ETL and deep learning training of the Criteo 1TB Click Logs dataset. Users can prepare their dataset accordingly.
Please note: The following demo is dedicated for DGX-2 machine(with V100 GPUs). We optimized the whole workflow on DGX-2 and it's not guaranteed that it can run successfully on other type of machines.
We are using the preprocessed data from DLRM. All 40 columns(1 label + 39 features) are already numeric.
In the following parts, we assume that the data are mounted as docker volumn at /data/parquet
- Build the docker image
nvidia-docker build -f Dockerfile -t nvspark/tf-hvd-train:0.1 .

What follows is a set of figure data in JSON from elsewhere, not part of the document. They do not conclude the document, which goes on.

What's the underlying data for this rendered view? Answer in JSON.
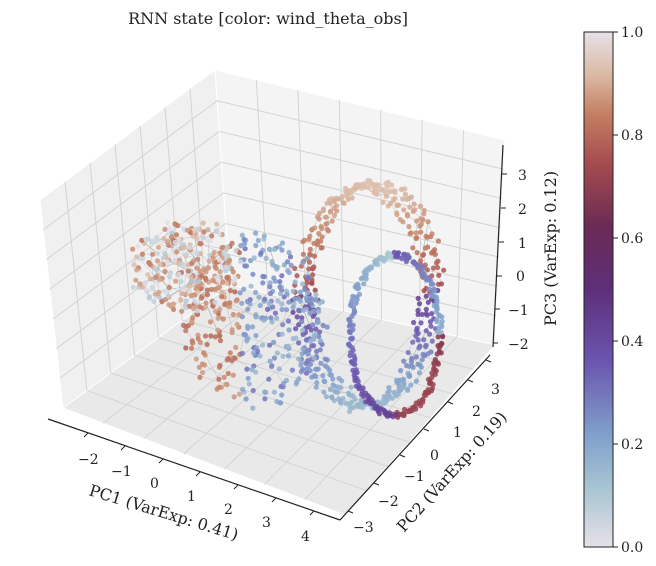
{
  "chart_data": {
    "type": "scatter3d",
    "title": "RNN state [color: wind_theta_obs]",
    "xlabel": "PC1 (VarExp: 0.41)",
    "ylabel": "PC2 (VarExp: 0.19)",
    "zlabel": "PC3 (VarExp: 0.12)",
    "x_ticks": [
      "−2",
      "−1",
      "0",
      "1",
      "2",
      "3",
      "4"
    ],
    "y_ticks": [
      "−3",
      "−2",
      "−1",
      "0",
      "1",
      "2",
      "3"
    ],
    "z_ticks": [
      "−2",
      "−1",
      "0",
      "1",
      "2",
      "3"
    ],
    "xlim": [
      -2.6,
      4.4
    ],
    "ylim": [
      -3.3,
      3.5
    ],
    "zlim": [
      -2.4,
      3.5
    ],
    "colorbar": {
      "ticks": [
        "0.0",
        "0.2",
        "0.4",
        "0.6",
        "0.8",
        "1.0"
      ],
      "range": [
        0,
        1
      ],
      "colormap": "twilight-like",
      "stops": [
        "#e6e0e8",
        "#a9c6d2",
        "#7f9fcb",
        "#6b55b0",
        "#5e2f79",
        "#6a2a55",
        "#a34a4f",
        "#c47e62",
        "#dcbca7",
        "#e6e0e8"
      ]
    },
    "grid": true,
    "pane_color": "#f2f2f2"
  }
}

- Enter into it (also mount necessary dataset volume and devices)
nvidia-docker run \
--network host \
--device /dev/infiniband \
--privileged \
-v /raid/spark-team/criteo/parquet:/data/parquet \
-it nvspark/tf-hvd-train:0.1 bash
- when you are inside the container
cd /workspace
# start standalone Spark
./start-spark.sh
# start training
./submit.sh
We also provide a Notebook demo for quick test, user can set it up by the following command:
SPARK_HOME= $PATH_TO_SPARK_HOME
SPARK_URL=spark://$SPARK_MASTER_IP:7077
export PYSPARK_DRIVER_PYTHON=jupyter
export PYSPARK_DRIVER_PYTHON_OPTS='notebook'
$SPARK_HOME/bin/pyspark --master $SPARK_URL --deploy-mode client \
--driver-memory 20G \
--executor-memory 50G \
--executor-cores 6 \
--conf spark.cores.max=96 \
--conf spark.task.cpus=6 \
--conf spark.locality.wait=0 \
--conf spark.yarn.maxAppAttempts=1 \
--conf spark.sql.shuffle.partitions=4 \
--conf spark.sql.files.maxPartitionBytes=1024m \
--conf spark.sql.warehouse.dir=$OUT \
--conf spark.task.resource.gpu.amount=0.08 \
--conf spark.executor.resource.gpu.amount=1 \
--conf spark.executor.resource.gpu.discoveryScript=./getGpusResources.sh \
--files $SPARK_HOME/examples/src/main/scripts/getGpusResources.sh
If you want to try in a node with only 1 GPU, please modify the GPU number per worker in $SPARK_HOME/conf/spark-env.sh
before you launch spark workers becasue the docker image is targeted for DGX-2 with 16 GPUs
Dockerfile
: consistent environment, main components are build from source directly. But this file take a while to build an image.
spark-env.sh
: Spark config changes, we set 16 GPU for a work for DGX-2 box. It is in SPARK_HOME/conf/
start-spark.sh
: launch Spark in standalone mode. In a DGX-2 box, it will launch Spark Master and a Spark Worker which contains 16 GPUs
submit.sh
: commands used to submit the job
criteo_keras.py
: Python script to train the Criteo model. Please run python criteo_keras.py --help
to see parameter details
/workspace/
Some extra packages are required to run the example, we provide a Dockerfile Dockerfile.conda_db to use Customize containers with Databricks Container Services in Databricks cloud environment.
To use it:
- build the docker image locally
- push the image to a DB supported Docker hub.
- set the image url in DB cluster setup page.